Sin embargo, donde se encontraba Mikhon Tiq, cerca del casquete sur, todo eran parques y jardines, paisajes de recreo más que de utilidad. Allí correteaban caballos, ejemplares enormes de veinte manos de alzada, y algunos unicornios que no debían ser parientes de
Riamar
, pues sus cuernos eran perfectamente visibles. Había vacas y toros que levantaban la testuz para mirarlo con apenas un atisbo de curiosidad y después seguían pastando. No se veían cercados por ninguna parte. ¿Adónde podría escapar el ganado en un lugar como aquél?

Durante el paseo se cruzó con algunos sirvientes que atendían los jardines, reparaban los puentes o avenaban los riachuelos para que los sedimentos no cegaran su cauce. Los había de muchos tipos. La mayoría eran mecanismos que se desplazaban sobre ruedas, provistos de extraños brazos con muchas articulaciones y con todo tipo de herramientas en lugar de dedos. Pero también había sirvientes humanos; o, por lo que había averiguado Mikhon Tiq, más bien humanoides, pues no habían nacido de úteros de mujer, sino de los talleres de Tarimán. Todos ellos tenían el mismo aspecto: enjutos, calvos, de ojos oscuros. En realidad, eran tan parecidos como gemelos, y de no ser porque Mikha había visto juntos a varios de ellos habría pensado que siempre se encontraba con el mismo criado, silencioso y ubicuo.

Finalmente, Mikhon Tiq se detuvo en el centro de una de las zonas conocidas como «valles» por oposición a los ventanales transparentes. Era su punto favorito de observación, sobre una colina cercana al casquete sur. Una vez allí, se volvió hacia el norte y contempló el panorama.

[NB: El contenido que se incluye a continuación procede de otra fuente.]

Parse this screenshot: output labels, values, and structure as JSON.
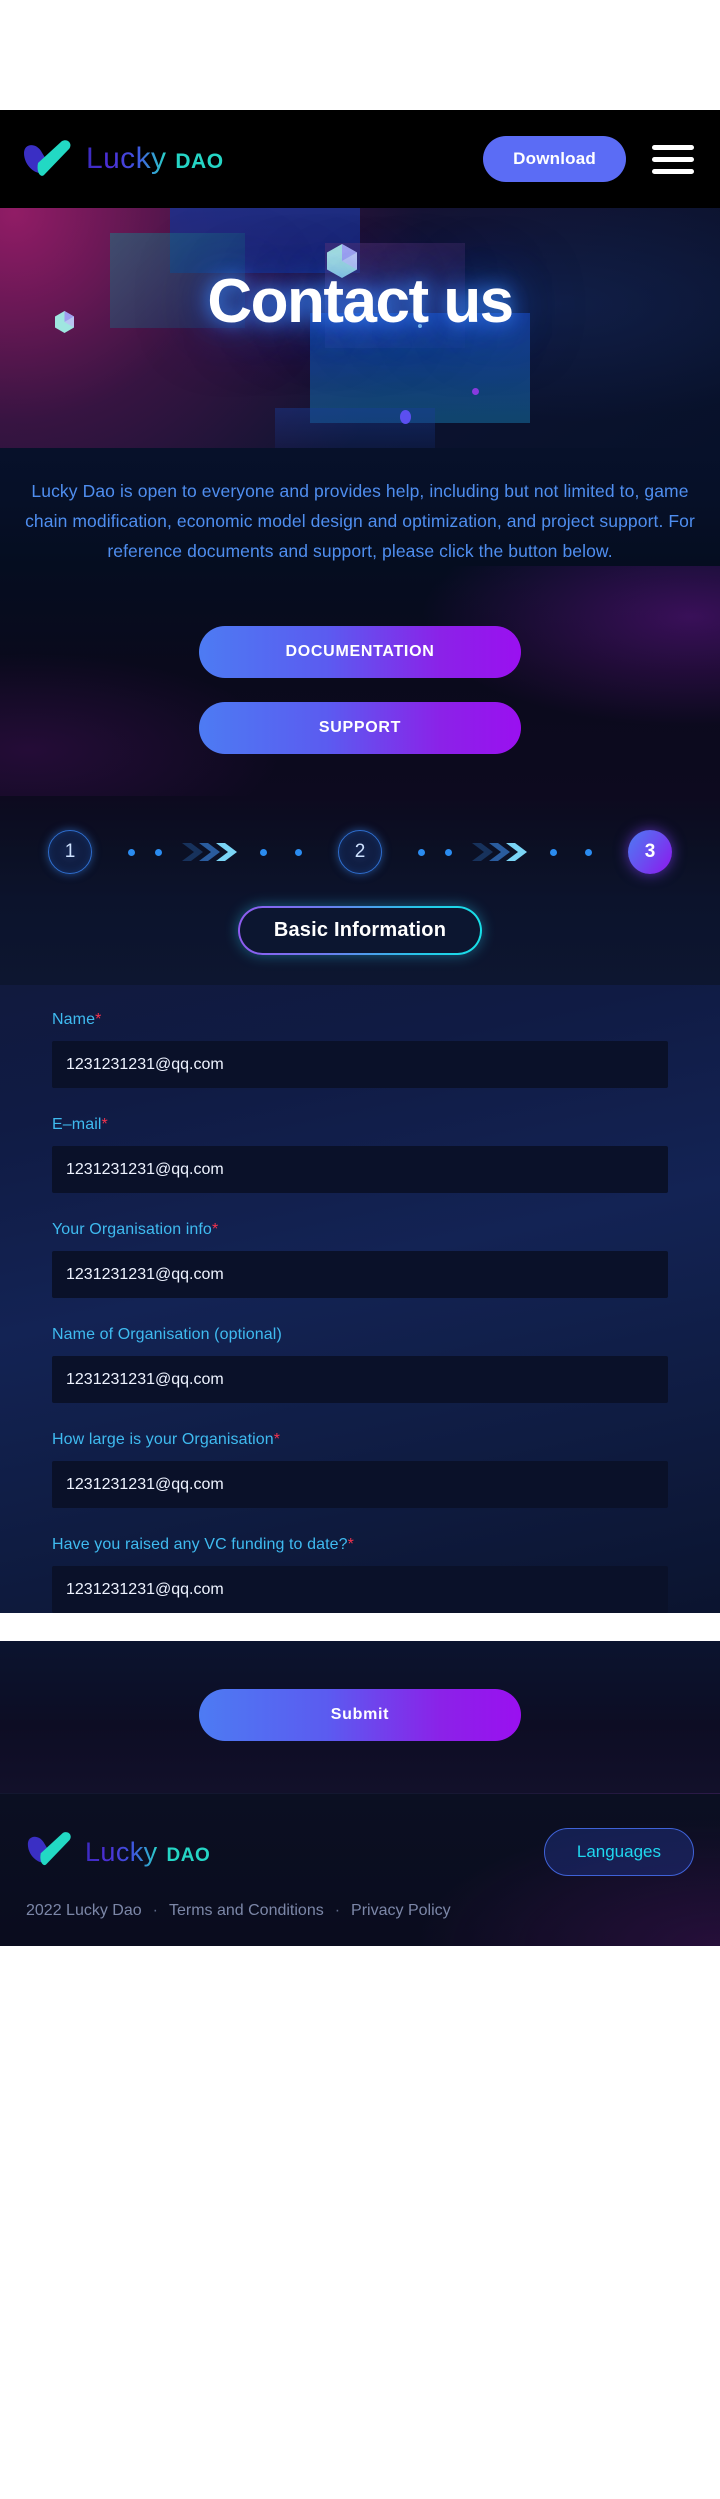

Alguien que hubiera concentrado su vista en una franja muy estrecha, como un burro con orejeras, podría haber pensado que lo que tenía ante sus ojos era realmente un valle con la forma de una U muy suave. Pero bastaba con girar un poco la cabeza para comprobar que las laderas de esa U no eran tales, sino el mismo suelo del Bardaliut, que se curvaba cada vez más con la distancia. A unos cinco kilómetros a cada lado de la posición de Mikhon Tiq se abrían los ventanales, conocidos arbitrariamente como «oriente» y «poniente». Sobre uno de ellos había estado unos minutos antes, contemplando el firmamento. Eran dos franjas de cristal; o, hablando en puridad, de un material mucho más resistente que el cristal, pero que dejaba pasar la luz. Dichas franjas corrían por toda la longitud del inmenso cilindro del Bardaliut, cuarenta kilómetros de lado a lado entre los casquetes norte y sur. Cada ventanal medía cinco mil metros de ancho, y por ellos se podían ver las estrellas, los fragmentos del Cinturón de Zenort y Tramórea, y se habrían divisado las lunas si Manígulat, en su acto de poder postrero, no las hubiese apagado.

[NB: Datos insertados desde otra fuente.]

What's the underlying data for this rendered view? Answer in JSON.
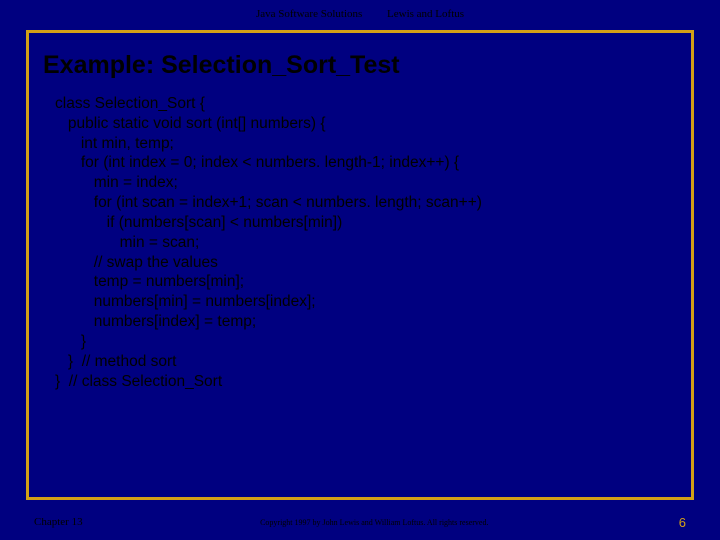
{
  "header": {
    "book": "Java Software Solutions",
    "authors": "Lewis and Loftus"
  },
  "title": "Example: Selection_Sort_Test",
  "code": {
    "l01": "class Selection_Sort {",
    "l02": "   public static void sort (int[] numbers) {",
    "l03": "      int min, temp;",
    "l04": "      for (int index = 0; index < numbers. length-1; index++) {",
    "l05": "         min = index;",
    "l06": "         for (int scan = index+1; scan < numbers. length; scan++)",
    "l07": "            if (numbers[scan] < numbers[min])",
    "l08": "               min = scan;",
    "l09": "         // swap the values",
    "l10": "         temp = numbers[min];",
    "l11": "         numbers[min] = numbers[index];",
    "l12": "         numbers[index] = temp;",
    "l13": "      }",
    "l14": "   }  // method sort",
    "l15": "}  // class Selection_Sort"
  },
  "footer": {
    "chapter": "Chapter 13",
    "copyright": "Copyright 1997 by John Lewis and William Loftus.  All rights reserved.",
    "page": "6"
  }
}
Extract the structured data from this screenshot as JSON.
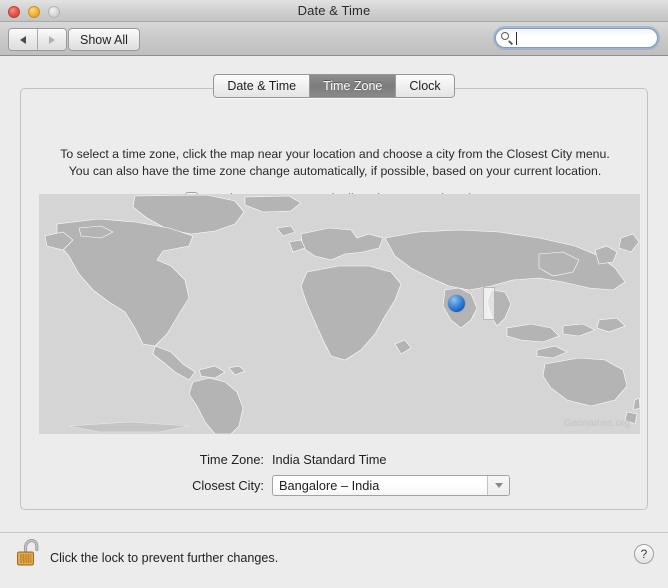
{
  "window": {
    "title": "Date & Time",
    "traffic_lights": [
      "close-button",
      "minimize-button",
      "zoom-button-disabled"
    ]
  },
  "toolbar": {
    "back_icon": "triangle-left-icon",
    "forward_icon": "triangle-right-icon",
    "show_all_label": "Show All",
    "search": {
      "icon": "search-icon",
      "value": "",
      "placeholder": "",
      "focused": true
    }
  },
  "tabs": [
    {
      "label": "Date & Time",
      "active": false
    },
    {
      "label": "Time Zone",
      "active": true
    },
    {
      "label": "Clock",
      "active": false
    }
  ],
  "instructions": {
    "line1": "To select a time zone, click the map near your location and choose a city from the Closest City menu.",
    "line2": "You can also have the time zone change automatically, if possible, based on your current location."
  },
  "auto_timezone": {
    "label": "Set time zone automatically using current location",
    "checked": false
  },
  "map": {
    "watermark": "Geonames.org",
    "marker_icon": "location-pin-marker",
    "highlight_band": "timezone-highlight-band",
    "land_color": "#b4b4b4",
    "ocean_color": "#d5d5d5",
    "marker_color": "#1b62c4"
  },
  "fields": {
    "time_zone_label": "Time Zone:",
    "time_zone_value": "India Standard Time",
    "closest_city_label": "Closest City:",
    "closest_city_value": "Bangalore – India",
    "closest_city_arrow": "chevron-down-icon"
  },
  "footer": {
    "lock_icon": "unlocked-padlock-icon",
    "lock_text": "Click the lock to prevent further changes.",
    "help_label": "?"
  }
}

En cuanto al sol, su luz no entraba directamente por los ventanales. Adosados al casquete norte, por fuera del Bardaliut, había dos enormes espejos que podían abrirse, separándose del cilindro hasta parecer las aspas de un molino, o cerrarse como los pétalos de una flor. Su movimiento estaba graduado para que siguiera la posición del sol. De ese modo, los rayos del astro rey se reflejaban en los espejos y penetraban en el interior de la morada de los dioses.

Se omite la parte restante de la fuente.